The stream can be called directly on a dict of items, which get converted into a DataContainer. Note that the DataContainer assumes the same coordinate system for all the items it is storing. For instance, the behavior shown below is not supported for any stream:

import solt.transforms as slt
import numpy as np

trf = solt.Stream([slt.Resize(resize_to=(50, 50)),
                       slt.Flip()])
img1 = np.ones((100, 100, 3), dtype=np.int32)
img2 = np.ones((110, 110, 3), dtype=np.int32)
trf({'images': (img1, img2)})
Parameters:

  • transforms (list or None) – List of transforms to execute

  • interpolation (str or None) – Stream-wide settings for interpolation. If for some particular transform your would like to still use its own mode, simply pass (<interpolation_value>, 'strict') in the constructor of that transform.

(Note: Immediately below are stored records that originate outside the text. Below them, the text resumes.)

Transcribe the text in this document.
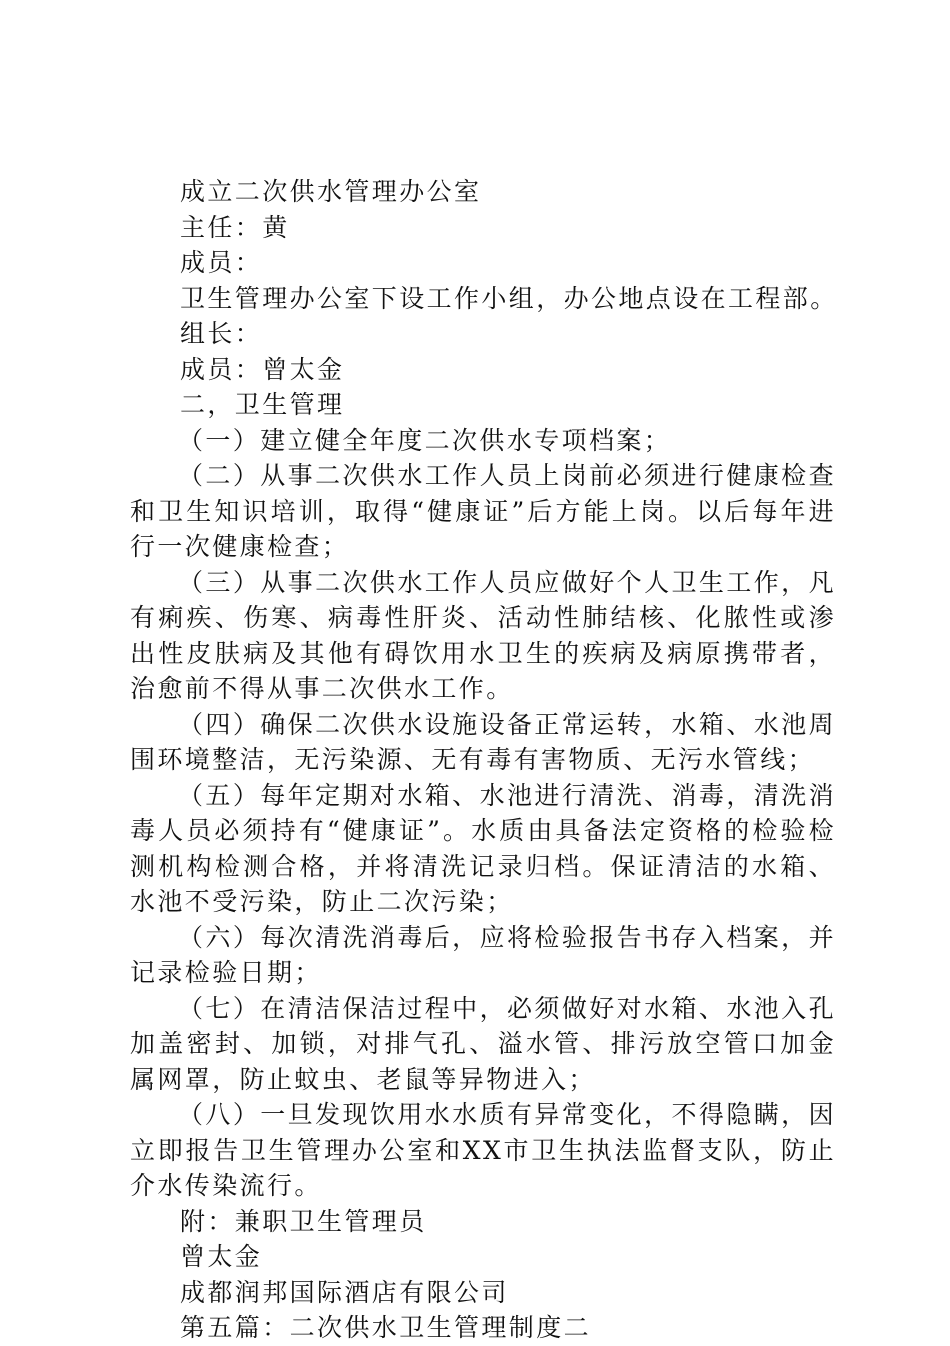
成立二次供水管理办公室
主任：黄
成员：
卫生管理办公室下设工作小组，办公地点设在工程部。
组长：
成员：曾太金
二，卫生管理

（一）建立健全年度二次供水专项档案；

（二）从事二次供水工作人员上岗前必须进行健康检查和卫生知识培训，取得“健康证”后方能上岗。以后每年进行一次健康检查；

（三）从事二次供水工作人员应做好个人卫生工作，凡有痢疾、伤寒、病毒性肝炎、活动性肺结核、化脓性或渗出性皮肤病及其他有碍饮用水卫生的疾病及病原携带者，治愈前不得从事二次供水工作。

（四）确保二次供水设施设备正常运转，水箱、水池周围环境整洁，无污染源、无有毒有害物质、无污水管线；

（五）每年定期对水箱、水池进行清洗、消毒，清洗消毒人员必须持有“健康证”。水质由具备法定资格的检验检测机构检测合格，并将清洗记录归档。保证清洁的水箱、水池不受污染，防止二次污染；

（六）每次清洗消毒后，应将检验报告书存入档案，并记录检验日期；

（七）在清洁保洁过程中，必须做好对水箱、水池入孔加盖密封、加锁，对排气孔、溢水管、排污放空管口加金属网罩，防止蚊虫、老鼠等异物进入；

（八）一旦发现饮用水水质有异常变化，不得隐瞒，因立即报告卫生管理办公室和XX市卫生执法监督支队，防止介水传染流行。

附：兼职卫生管理员
曾太金
成都润邦国际酒店有限公司
第五篇：二次供水卫生管理制度二
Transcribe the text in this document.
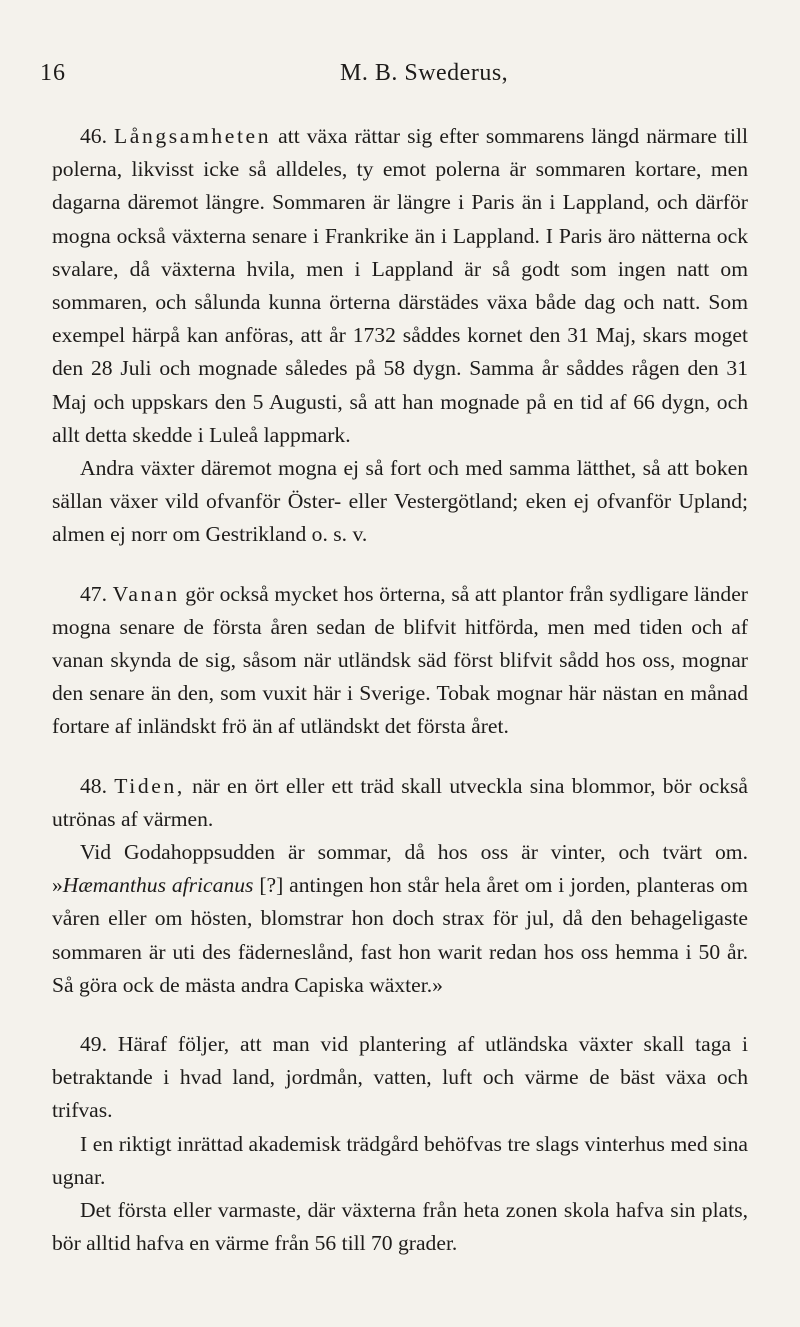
16	M. B. Swederus,

46. Långsamheten att växa rättar sig efter sommarens längd närmare till polerna, likvisst icke så alldeles, ty emot polerna är sommaren kortare, men dagarna däremot längre. Sommaren är längre i Paris än i Lappland, och därför mogna också växterna senare i Frankrike än i Lappland. I Paris äro nätterna ock svalare, då växterna hvila, men i Lappland är så godt som ingen natt om sommaren, och sålunda kunna örterna därstädes växa både dag och natt. Som exempel härpå kan anföras, att år 1732 såddes kornet den 31 Maj, skars moget den 28 Juli och mognade således på 58 dygn. Samma år såddes rågen den 31 Maj och uppskars den 5 Augusti, så att han mognade på en tid af 66 dygn, och allt detta skedde i Luleå lappmark.

Andra växter däremot mogna ej så fort och med samma lätthet, så att boken sällan växer vild ofvanför Öster- eller Vestergötland; eken ej ofvanför Upland; almen ej norr om Gestrikland o. s. v.

47. Vanan gör också mycket hos örterna, så att plantor från sydligare länder mogna senare de första åren sedan de blifvit hitförda, men med tiden och af vanan skynda de sig, såsom när utländsk säd först blifvit sådd hos oss, mognar den senare än den, som vuxit här i Sverige. Tobak mognar här nästan en månad fortare af inländskt frö än af utländskt det första året.

48. Tiden, när en ört eller ett träd skall utveckla sina blommor, bör också utrönas af värmen.

Vid Godahoppsudden är sommar, då hos oss är vinter, och tvärt om. »Hæmanthus africanus [?] antingen hon står hela året om i jorden, planteras om våren eller om hösten, blomstrar hon doch strax för jul, då den behageligaste sommaren är uti des fäderneslånd, fast hon warit redan hos oss hemma i 50 år. Så göra ock de mästa andra Capiska wäxter.»

49. Häraf följer, att man vid plantering af utländska växter skall taga i betraktande i hvad land, jordmån, vatten, luft och värme de bäst växa och trifvas.

I en riktigt inrättad akademisk trädgård behöfvas tre slags vinterhus med sina ugnar.

Det första eller varmaste, där växterna från heta zonen skola hafva sin plats, bör alltid hafva en värme från 56 till 70 grader.
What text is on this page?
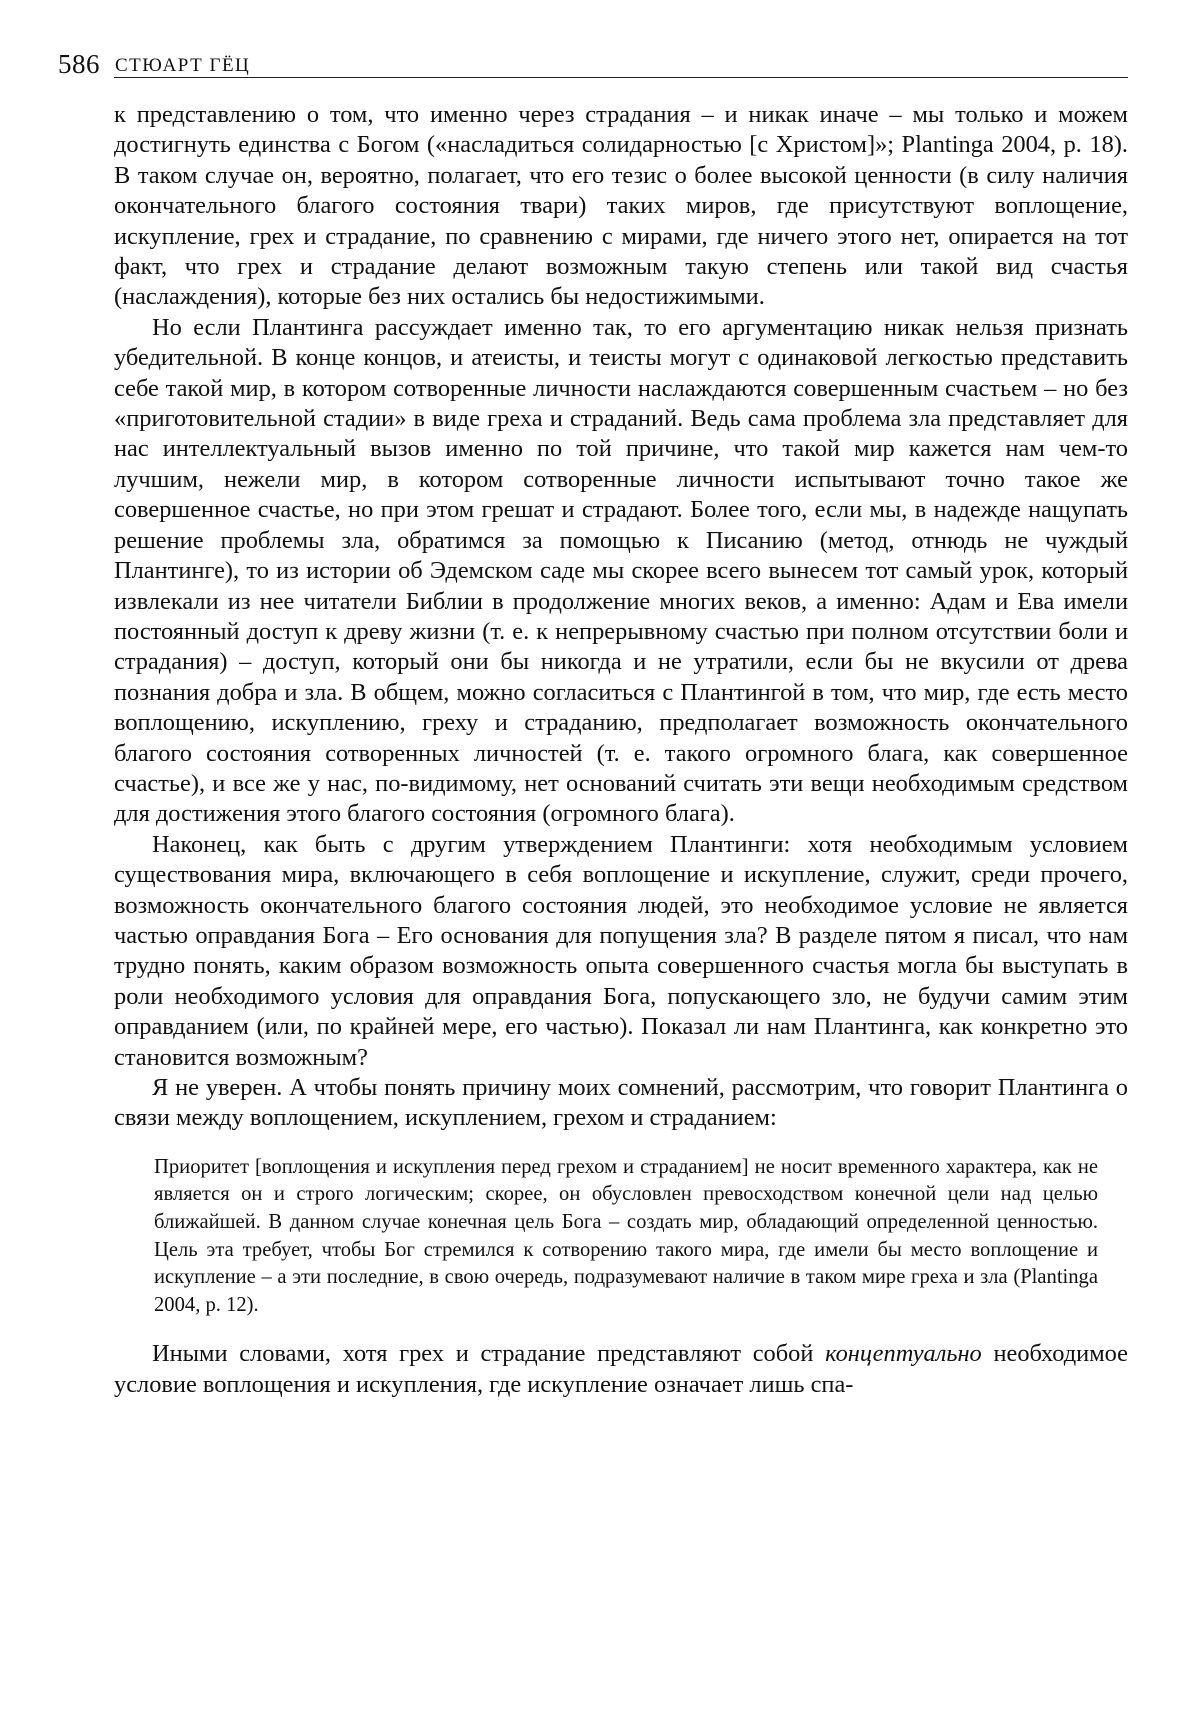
586 СТЮАРТ ГЁЦ

к представлению о том, что именно через страдания – и никак иначе – мы только и можем достигнуть единства с Богом («насладиться солидарностью [с Христом]»; Plantinga 2004, p. 18). В таком случае он, вероятно, полагает, что его тезис о более высокой ценности (в силу наличия окончательного благого состояния твари) таких миров, где присутствуют воплощение, искупление, грех и страдание, по сравнению с мирами, где ничего этого нет, опирается на тот факт, что грех и страдание делают возможным такую степень или такой вид счастья (наслаждения), которые без них остались бы недостижимыми.

Но если Плантинга рассуждает именно так, то его аргументацию никак нельзя признать убедительной. В конце концов, и атеисты, и теисты могут с одинаковой легкостью представить себе такой мир, в котором сотворенные личности наслаждаются совершенным счастьем – но без «приготовительной стадии» в виде греха и страданий. Ведь сама проблема зла представляет для нас интеллектуальный вызов именно по той причине, что такой мир кажется нам чем-то лучшим, нежели мир, в котором сотворенные личности испытывают точно такое же совершенное счастье, но при этом грешат и страдают. Более того, если мы, в надежде нащупать решение проблемы зла, обратимся за помощью к Писанию (метод, отнюдь не чуждый Плантинге), то из истории об Эдемском саде мы скорее всего вынесем тот самый урок, который извлекали из нее читатели Библии в продолжение многих веков, а именно: Адам и Ева имели постоянный доступ к древу жизни (т. е. к непрерывному счастью при полном отсутствии боли и страдания) – доступ, который они бы никогда и не утратили, если бы не вкусили от древа познания добра и зла. В общем, можно согласиться с Плантингой в том, что мир, где есть место воплощению, искуплению, греху и страданию, предполагает возможность окончательного благого состояния сотворенных личностей (т. е. такого огромного блага, как совершенное счастье), и все же у нас, по-видимому, нет оснований считать эти вещи необходимым средством для достижения этого благого состояния (огромного блага).

Наконец, как быть с другим утверждением Плантинги: хотя необходимым условием существования мира, включающего в себя воплощение и искупление, служит, среди прочего, возможность окончательного благого состояния людей, это необходимое условие не является частью оправдания Бога – Его основания для попущения зла? В разделе пятом я писал, что нам трудно понять, каким образом возможность опыта совершенного счастья могла бы выступать в роли необходимого условия для оправдания Бога, попускающего зло, не будучи самим этим оправданием (или, по крайней мере, его частью). Показал ли нам Плантинга, как конкретно это становится возможным?

Я не уверен. А чтобы понять причину моих сомнений, рассмотрим, что говорит Плантинга о связи между воплощением, искуплением, грехом и страданием:

Приоритет [воплощения и искупления перед грехом и страданием] не носит временного характера, как не является он и строго логическим; скорее, он обусловлен превосходством конечной цели над целью ближайшей. В данном случае конечная цель Бога – создать мир, обладающий определенной ценностью. Цель эта требует, чтобы Бог стремился к сотворению такого мира, где имели бы место воплощение и искупление – а эти последние, в свою очередь, подразумевают наличие в таком мире греха и зла (Plantinga 2004, p. 12).

Иными словами, хотя грех и страдание представляют собой концептуально необходимое условие воплощения и искупления, где искупление означает лишь спа-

  • padding (str or None) – Stream-wide settings for padding. If for some particular transform your would like to still use its own mode, simply pass (<padding_value>, 'strict') in the constructor of that transform.

  • optimize_stack (bool) – Whether to run transforms stack optimization. It can only be useful if many matrix transformations are in a row.

  • ignore_fast_mode (bool) – Whether to ignore the fast mode. This option enables full geometric transforms.

  • shuffle (bool) – Whether to shuffle the transforms before applying them.

static exec_stream(transforms, data, optimize_stack, shuffle=False)[source]

Static method, executes the list of transformations for a given data point.

Parameters:

  • transforms (list) – List of transformations to execute

  • data (DataContainer or dict) – Data to be augmented. See solt.data.DataContainer.from_dict to check how a conversion from dict is done.

  • optimize_stack (bool) – Whether to execute augmentations stack optimization.

Returns:

out – Result

Return type:

DataContainer

static optimize_transforms_stack(transforms, data)[source]

Static method which fuses the transformations

Parameters:

  • transforms (list) – A list of transforms

  • data (DataContainer) – Data container to be used to sample the transforms

Returns:

out – An optimized list of transforms

Return type:

list

reset_interpolation(value)[source]

Resets the interpolation for the whole pipeline of transforms.

Parameters:

value (str or None) – A value from solt.constants.ALLOWED_INTERPOLATIONS

See also

solt.constants.ALLOWED_INTERPOLATIONS

reset_padding(value)[source]

Allows to reset the padding for the whole Stream

Parameters:

value (str) – Should be a string from solt.constants.ALLOWED_PADDINGS

See also

solt.constants.ALLOWED_PADDINGS

serializable_name = 'stream'

How the class should be stored in the registry